Stochastic process in probability theory

In probability theory, a Pitman–Yor process denoted PY(d, θ, G_{0}), is a stochastic process whose sample path is a probability distribution. A random sample from this process is an infinite discrete probability distribution, consisting of an infinite set of atoms drawn from G_{0}, with weights drawn from a two-parameter Poisson-Dirichlet distribution. The process is named after Jim Pitman and Marc Yor.

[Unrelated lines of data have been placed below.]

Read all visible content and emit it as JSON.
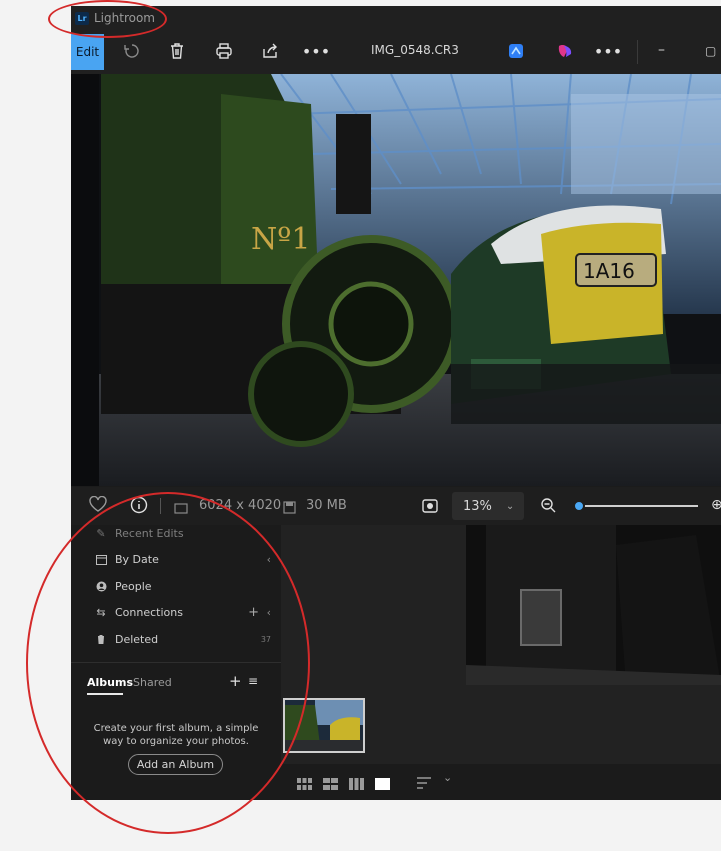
{
  "titlebar": {
    "logo": "Lr",
    "app_name": "Lightroom"
  },
  "toolbar": {
    "edit_label": "Edit",
    "filename": "IMG_0548.CR3",
    "icons": [
      "rotate-icon",
      "trash-icon",
      "print-icon",
      "share-icon",
      "more-icon",
      "photoshop-express-icon",
      "copilot-icon",
      "more-icon"
    ]
  },
  "infobar": {
    "dimensions": "6024 x 4020",
    "file_size": "30 MB",
    "zoom": "13%"
  },
  "sidebar": {
    "items": [
      {
        "label": "Recent Edits",
        "icon": "recent-icon"
      },
      {
        "label": "By Date",
        "icon": "calendar-icon"
      },
      {
        "label": "People",
        "icon": "person-icon"
      },
      {
        "label": "Connections",
        "icon": "connections-icon"
      },
      {
        "label": "Deleted",
        "icon": "trash-icon",
        "count": "37"
      }
    ],
    "tabs": {
      "albums": "Albums",
      "shared": "Shared"
    },
    "album_message": "Create your first album, a simple way to organize your photos.",
    "add_album_label": "Add an Album"
  },
  "colors": {
    "accent": "#49a4f2",
    "annotation": "#d42a2a"
  }
}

The parameters governing the Pitman-Yor process are: 0 ≤ d < 1 a discount parameter, a strength parameter θ > −d and a base distribution G_{0} over a probability space X. When d = 0, it becomes the Dirichlet process. The discount parameter gives the Pitman-Yor process more flexibility over tail behavior than the Dirichlet process, which has exponential tails. This makes Pitman-Yor process useful for modeling data with power-law tails (e.g., word frequencies in natural language).

The exchangeable random partition induced by the Pitman–Yor process is an example of a Chinese restaurant process, a Poisson–Kingman partition, and of a Gibbs type random partition.

The Pitman-Yor process is used to model the observation process of words, or species, etc. It is useful because it can generate phenomena with heavy-tailed distributions.

==Naming conventions==
The name "Pitman–Yor process" was coined by Ishwaran and James after Pitman and Yor's review on the subject. However the process was originally studied in Perman et al.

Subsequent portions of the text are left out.